Now enough with the sad stories and the mushy gushy – I decided to educate, and that’s what I plan to do.  When I had originally approached Dr. Levy with my day three blood results, he told he that he didn’t want to piecemeal my treatment together.  He wanted to do a full prescreening work-up and do things the right way.  He wasn’t going to half-ass my care.  Gotta love him.  I explained the situation to Brandon and got him on board which was easier said than done.  Going to see a fertility specialist is a lot to take in.  I mean, we all know that fertility treatment isn't cheap and there are insurance plans that don't cover infertility treatment at all (thankfully, we don't have that kind of insurance). Before Brandon and I sat down with Dr. Levy, Brandon was convinced that Dr. Levy was going to immediately suggest the most expensive, most intense treatment options and that we were going to have to take out a second mortgage on the house in order to afford treatment and get a baby.  Honestly, I don’t think Brandon knew what to expect, but I think he found himself pleasantly surprised. 
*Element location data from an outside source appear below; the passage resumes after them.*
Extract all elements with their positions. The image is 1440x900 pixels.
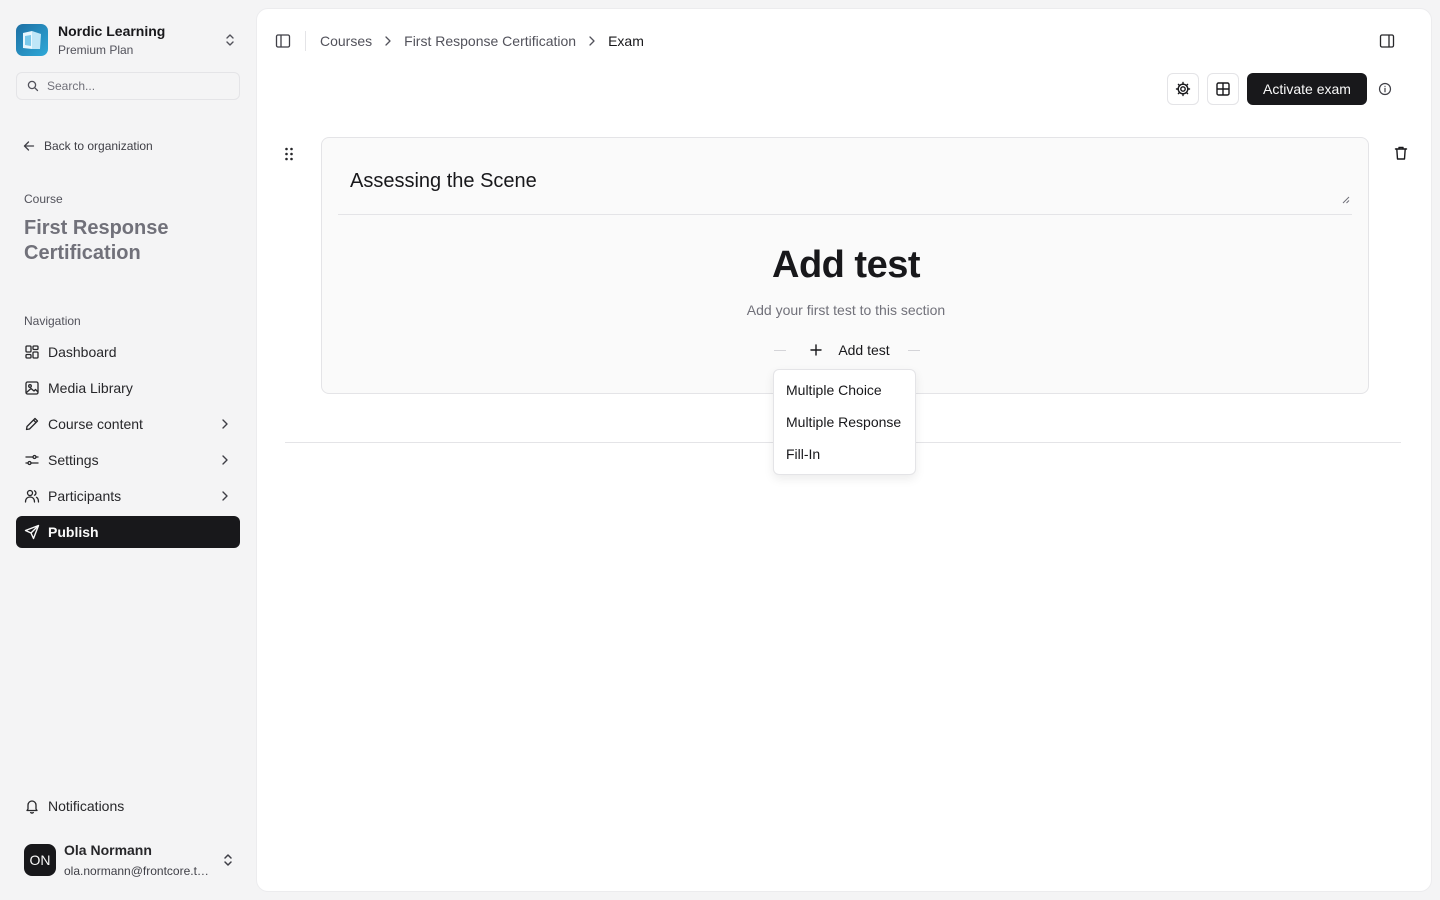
main-panel: Courses First Response Certification Exa… [256, 8, 1432, 892]
sidebar-item-label: Settings [48, 452, 99, 468]
right-panel-toggle-icon[interactable] [1379, 33, 1395, 49]
chevron-right-icon [222, 419, 228, 429]
nav-section-label: Navigation [24, 314, 81, 328]
users-icon [24, 489, 40, 503]
sidebar-item-label: Dashboard [48, 344, 117, 360]
sliders-icon [25, 454, 39, 466]
toolbar-separator [305, 31, 306, 51]
notifications-label: Notifications [48, 798, 125, 814]
breadcrumb-courses[interactable]: Courses [320, 33, 372, 49]
back-label: Back to organization [44, 139, 153, 153]
settings-button[interactable] [1167, 73, 1199, 105]
chevron-right-icon [222, 455, 228, 465]
plus-icon [810, 344, 823, 356]
exam-toolbar: Activate exam [1167, 73, 1392, 105]
activate-exam-button[interactable]: Activate exam [1247, 73, 1367, 105]
sidebar-item-settings[interactable]: Settings [16, 444, 240, 476]
add-test-label: Add test [838, 342, 890, 358]
add-test-button[interactable]: Add test [786, 338, 908, 362]
sidebar-item-media-library[interactable]: Media Library [16, 372, 240, 404]
chevron-right-icon [222, 491, 228, 501]
sidebar-item-label: Publish [48, 524, 99, 540]
user-name: Ola Normann [64, 841, 152, 858]
empty-state-title: Add test [772, 244, 921, 286]
divider-right [907, 349, 920, 351]
gear-icon [1175, 81, 1191, 97]
sidebar-item-label: Participants [48, 488, 122, 504]
org-logo [16, 24, 48, 56]
empty-state-subtitle: Add your first test to this section [746, 302, 946, 318]
sidebar: Nordic Learning Premium Plan Back to org… [0, 0, 256, 900]
bell-icon [26, 800, 38, 814]
info-icon[interactable] [1378, 82, 1392, 96]
org-name: Nordic Learning [58, 22, 166, 39]
org-plan: Premium Plan [58, 42, 134, 57]
user-menu[interactable]: ON Ola Normann ola.normann@frontcore.tec… [16, 836, 240, 884]
topbar: Courses First Response Certification Exa… [257, 9, 1433, 73]
image-icon [25, 381, 39, 395]
dashboard-icon [25, 345, 39, 359]
sidebar-item-label: Media Library [48, 380, 133, 396]
test-type-menu: Multiple Choice Multiple Response Fill-I… [773, 369, 916, 475]
drag-handle-icon[interactable] [283, 146, 295, 162]
chevrons-up-down-icon [226, 34, 234, 46]
section-title-input[interactable]: Assessing the Scene [338, 154, 1352, 215]
notifications-link[interactable]: Notifications [16, 790, 240, 822]
chevrons-up-down-icon [224, 854, 232, 866]
resize-grip-icon[interactable] [1342, 196, 1350, 204]
divider-left [774, 349, 787, 351]
sidebar-item-dashboard[interactable]: Dashboard [16, 336, 240, 368]
chevron-right-icon [589, 36, 595, 46]
search-icon [27, 80, 39, 92]
breadcrumb: Courses First Response Certification Exa… [320, 33, 644, 49]
sidebar-item-publish[interactable]: Publish [16, 516, 240, 548]
sidebar-item-label: Course content [48, 416, 143, 432]
sidebar-item-participants[interactable]: Participants [16, 480, 240, 512]
sidebar-item-course-content[interactable]: Course content [16, 408, 240, 440]
exam-section-card: Assessing the Scene Add test Add your fi… [321, 137, 1369, 394]
user-email: ola.normann@frontcore.tech [64, 863, 210, 878]
menu-item-multiple-choice[interactable]: Multiple Choice [778, 374, 911, 406]
add-test-row: Add test [762, 338, 932, 362]
sidebar-nav: Dashboard Media Library Course content S… [16, 336, 240, 552]
pencil-icon [25, 417, 39, 431]
layout-button[interactable] [1207, 73, 1239, 105]
arrow-left-icon [23, 141, 35, 151]
breadcrumb-course[interactable]: First Response Certification [404, 33, 576, 49]
back-to-organization-link[interactable]: Back to organization [22, 137, 153, 155]
chevron-right-icon [385, 36, 391, 46]
course-title: First Response Certification [24, 217, 169, 264]
breadcrumb-current: Exam [608, 33, 644, 49]
sidebar-toggle-icon[interactable] [275, 33, 291, 49]
search-input[interactable] [47, 79, 227, 93]
search-box[interactable] [16, 72, 240, 100]
org-switcher[interactable]: Nordic Learning Premium Plan [16, 22, 240, 58]
trash-icon[interactable] [1393, 145, 1409, 161]
course-label: Course [24, 192, 63, 206]
menu-item-fill-in[interactable]: Fill-In [778, 438, 911, 470]
grid-icon [1216, 82, 1230, 96]
avatar: ON [24, 844, 56, 876]
send-icon [24, 524, 40, 540]
menu-item-multiple-response[interactable]: Multiple Response [778, 406, 911, 438]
Before we met with Dr. Levy I had done my day three blood work and I have great numbers (minus that whole prolactin drama), I had done the MRI of my brain (with and without contrast) and my brain looks great (we can't 100% rule out any prolactinomas, but we can say that I do not have worrisome prolactinomas), and I had done the HSG and Dr. O’Brien told me that I have a “beautiful uterus” – how’s that for a compliment you don’t hear every day!  Dr. Levy reviewed these results with us and said that he did not want to do invasive treatment.  He did not want to take drastic measures.  Dr. Levy is a "less is more" kind of guy.  He did say though, that he wanted to do an ultrasound the day after our visit with him to make sure things looked good and he wanted Brandon to do a semen analysis to make sure things looked good there too. So the plan was:  we get my prolactin levels under control and look at timed intercourse and, if needed, intrauterine insemination (IUI).  Don't worry, I'll explain IUI later; after all, I am a teacher these days...  

So let’s recap, shall we?  I work for the leading fertility center in the entire country and I work as the clinical assistant for one of the founding physicians of said fertility center and one of the most wonderful and talented female physicians of that practice.  I mean, I am literally working for the best of the best in the field.  I can totally own this (whatever this is) and know that I am in the most capable hands in the country.  

Dang, this whole infertility/non-infertility/elevated prolactin drama thing was easier to digest than I had thought it would be.